Time for more warrior help?

Even if Curry is able to play his normal allotment of minutes, there’s a chance Golden State will expand their Game 4 rotation. Two ways to catch some action: rookies Jonathan Kuminga and Moses Moody. Kuminga, in particular, has a height (6-foot-8) that could counter Boston’s previous advantage.

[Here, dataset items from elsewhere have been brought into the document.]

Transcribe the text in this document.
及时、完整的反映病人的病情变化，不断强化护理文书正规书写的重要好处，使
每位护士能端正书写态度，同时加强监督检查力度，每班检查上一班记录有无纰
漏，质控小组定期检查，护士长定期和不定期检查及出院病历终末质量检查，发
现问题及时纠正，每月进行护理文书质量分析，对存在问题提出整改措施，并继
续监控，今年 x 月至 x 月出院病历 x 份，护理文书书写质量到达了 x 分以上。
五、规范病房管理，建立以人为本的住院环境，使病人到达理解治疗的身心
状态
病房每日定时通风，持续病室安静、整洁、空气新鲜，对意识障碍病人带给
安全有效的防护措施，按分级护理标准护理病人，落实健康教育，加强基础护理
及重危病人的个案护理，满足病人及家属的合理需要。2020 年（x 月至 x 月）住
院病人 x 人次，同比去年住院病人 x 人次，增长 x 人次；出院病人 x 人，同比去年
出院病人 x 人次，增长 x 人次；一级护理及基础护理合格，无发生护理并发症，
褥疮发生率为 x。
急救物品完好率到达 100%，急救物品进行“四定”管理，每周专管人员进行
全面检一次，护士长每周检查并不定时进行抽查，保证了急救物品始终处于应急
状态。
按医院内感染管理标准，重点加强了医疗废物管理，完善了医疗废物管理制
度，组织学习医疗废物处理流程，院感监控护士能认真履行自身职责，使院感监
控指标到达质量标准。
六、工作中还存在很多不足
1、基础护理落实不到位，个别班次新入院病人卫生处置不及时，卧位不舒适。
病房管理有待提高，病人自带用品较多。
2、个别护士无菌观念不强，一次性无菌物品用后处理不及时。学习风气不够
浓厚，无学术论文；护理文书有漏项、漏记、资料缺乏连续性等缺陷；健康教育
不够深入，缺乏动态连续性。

“You never rule anything out,” Kerr said. “It’s something that we as employees discuss every day. Do we need to add another player to the rotation? Do we need to change a combo, lineup combo?”

Steve Kerr answers questions from the media Friday before Game 4.

Kuminga (9.1 minutes, 5.5 points, four DNPs) and Moody (8.6, 3.4 and seven) have seen point service in the playoffs. Still, Green sounded like he would appreciate the help.

“We’ve always relied on our depth,” he said. “I think you have to find a fine balance as a coaching staff. You don’t want to go too deep into the bank then mess up the rhythm of the guys playing the big minutes. Sometimes you want to go deeper into the bank.

“Ultimately, we trust our coaching staff and know that they get it right far more often than wrong.”